Yesterday at dinner, I was discussing how a number of companies owned by married couples with men at the helm where struggling during this recession and my friend asked whether I had read Tim Adams’ article in the Observer on Sunday. As I hadn’t, he sent me a copy and I am delighted to share this with every working woman.
Testosterone and high finance do not mix: so bring on the women was an enlightening read on both behavioural evidence and neuroeconomic research around the global financial crisis and how the picture would have been different if women has been in controlling positions.
Gender inequality at the top of the financial services is a real problem. Michael Lewis author of The Big Short along with Joe Herbert and John Coates researchers on neuroeconomics at Cambridge University, clearly evidence women as being better risk managers than men. Coates explains that the euphoria brought about by testosterone when securing deals skews male judgement. They take higher risks on the hope that they will have a greater return. Women only have 10% testosterone so are not bound by the same chemical impacts. Their risks are evidently more calculated and spread.
I was not shocked to read that in only 5.5% of executive directors in FTSE 100 companies are women. However, evidently, female led companies provide at least a 35% higher return on equity and a board with more than 3 women have an 80% higher return. Of course this cannot be said about the financial services as they do not have female led businesses. Norway recently took radical steps to equalise the balance of power by imposing a 40% female quota on boards. Data is showing that this policy has been successful.

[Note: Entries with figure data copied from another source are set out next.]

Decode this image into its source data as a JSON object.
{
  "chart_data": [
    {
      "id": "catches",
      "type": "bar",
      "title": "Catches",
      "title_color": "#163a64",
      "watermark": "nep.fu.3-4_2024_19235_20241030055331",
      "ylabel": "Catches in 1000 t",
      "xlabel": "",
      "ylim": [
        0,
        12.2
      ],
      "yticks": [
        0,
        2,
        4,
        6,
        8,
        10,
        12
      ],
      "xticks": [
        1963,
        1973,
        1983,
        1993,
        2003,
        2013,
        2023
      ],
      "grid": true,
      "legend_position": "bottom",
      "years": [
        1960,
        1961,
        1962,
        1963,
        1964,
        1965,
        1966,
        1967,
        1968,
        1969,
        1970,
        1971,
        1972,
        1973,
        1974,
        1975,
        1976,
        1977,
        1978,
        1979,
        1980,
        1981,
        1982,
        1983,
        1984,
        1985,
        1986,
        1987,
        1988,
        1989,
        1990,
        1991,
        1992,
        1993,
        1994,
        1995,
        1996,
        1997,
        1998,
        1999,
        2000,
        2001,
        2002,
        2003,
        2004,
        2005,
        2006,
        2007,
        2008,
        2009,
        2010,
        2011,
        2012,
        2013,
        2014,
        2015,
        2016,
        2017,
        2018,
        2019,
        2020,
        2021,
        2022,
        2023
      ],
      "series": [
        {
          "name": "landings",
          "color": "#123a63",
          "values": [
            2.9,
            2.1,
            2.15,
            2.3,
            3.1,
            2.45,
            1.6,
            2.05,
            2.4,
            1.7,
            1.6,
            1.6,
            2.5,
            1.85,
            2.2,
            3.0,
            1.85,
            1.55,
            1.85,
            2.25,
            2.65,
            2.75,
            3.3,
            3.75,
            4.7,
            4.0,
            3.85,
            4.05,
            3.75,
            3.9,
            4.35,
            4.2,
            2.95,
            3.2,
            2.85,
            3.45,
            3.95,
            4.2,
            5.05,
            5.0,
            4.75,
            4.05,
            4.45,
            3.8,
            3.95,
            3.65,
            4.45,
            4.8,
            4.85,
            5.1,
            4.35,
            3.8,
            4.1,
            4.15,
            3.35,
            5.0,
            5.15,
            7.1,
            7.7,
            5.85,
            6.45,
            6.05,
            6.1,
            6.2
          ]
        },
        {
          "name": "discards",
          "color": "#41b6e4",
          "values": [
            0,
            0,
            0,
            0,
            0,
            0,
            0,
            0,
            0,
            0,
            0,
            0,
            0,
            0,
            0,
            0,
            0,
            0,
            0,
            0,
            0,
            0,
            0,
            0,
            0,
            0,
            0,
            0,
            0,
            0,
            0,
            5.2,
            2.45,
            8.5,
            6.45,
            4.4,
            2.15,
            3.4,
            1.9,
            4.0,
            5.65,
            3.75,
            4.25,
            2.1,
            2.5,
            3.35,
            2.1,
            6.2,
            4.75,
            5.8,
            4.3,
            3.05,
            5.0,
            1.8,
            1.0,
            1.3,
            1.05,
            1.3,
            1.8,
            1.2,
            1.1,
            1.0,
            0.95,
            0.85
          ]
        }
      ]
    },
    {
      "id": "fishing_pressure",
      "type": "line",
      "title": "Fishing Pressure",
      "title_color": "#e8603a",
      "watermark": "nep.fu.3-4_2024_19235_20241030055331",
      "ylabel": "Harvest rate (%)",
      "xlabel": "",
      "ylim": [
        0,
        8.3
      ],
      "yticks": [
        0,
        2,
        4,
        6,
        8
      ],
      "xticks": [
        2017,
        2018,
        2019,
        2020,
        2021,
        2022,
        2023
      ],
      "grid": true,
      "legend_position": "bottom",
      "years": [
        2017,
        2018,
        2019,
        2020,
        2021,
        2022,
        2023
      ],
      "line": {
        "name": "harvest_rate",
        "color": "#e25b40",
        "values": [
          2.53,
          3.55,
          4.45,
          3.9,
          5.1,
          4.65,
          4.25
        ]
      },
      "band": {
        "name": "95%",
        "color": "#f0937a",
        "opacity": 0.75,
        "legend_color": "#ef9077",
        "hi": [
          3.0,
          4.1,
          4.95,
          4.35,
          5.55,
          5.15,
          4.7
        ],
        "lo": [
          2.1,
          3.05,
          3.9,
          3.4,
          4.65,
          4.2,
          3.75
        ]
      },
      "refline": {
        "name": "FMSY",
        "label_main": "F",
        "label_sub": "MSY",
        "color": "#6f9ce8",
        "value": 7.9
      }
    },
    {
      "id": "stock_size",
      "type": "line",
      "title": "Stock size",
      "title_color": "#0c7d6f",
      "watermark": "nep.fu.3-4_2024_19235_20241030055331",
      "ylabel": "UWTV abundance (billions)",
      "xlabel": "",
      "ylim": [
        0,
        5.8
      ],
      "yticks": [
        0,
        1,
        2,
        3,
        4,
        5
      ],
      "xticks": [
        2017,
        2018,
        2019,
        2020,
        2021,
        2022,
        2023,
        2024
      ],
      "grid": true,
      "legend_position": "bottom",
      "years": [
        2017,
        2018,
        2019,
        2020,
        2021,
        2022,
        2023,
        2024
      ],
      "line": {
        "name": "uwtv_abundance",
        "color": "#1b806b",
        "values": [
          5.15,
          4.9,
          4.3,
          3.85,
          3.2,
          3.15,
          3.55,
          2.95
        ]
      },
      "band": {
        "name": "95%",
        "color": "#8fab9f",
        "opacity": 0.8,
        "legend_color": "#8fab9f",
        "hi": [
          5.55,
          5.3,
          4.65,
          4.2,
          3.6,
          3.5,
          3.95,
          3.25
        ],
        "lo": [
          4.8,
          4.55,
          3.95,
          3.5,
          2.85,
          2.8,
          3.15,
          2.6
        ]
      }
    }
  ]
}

Without going into the whole article as you can read this for yourself, I want to highlight the one six main things revealed by the neureconomics research as reported in the article as it really made me shout hooray!!
■ Men’s brains tend to shut down after they have proposed a deal, waiting for the response. Scans show that women brains continue to be active, analysing whether they have done the right thing.
We are often blamed for over analysing and thinking too much about things by our male counterparts. I am pleased to see there is a positive stance on our female ways and actually this is great for business.
For all you working women out there, especially in the financial services, know that they way you work is far better value for money.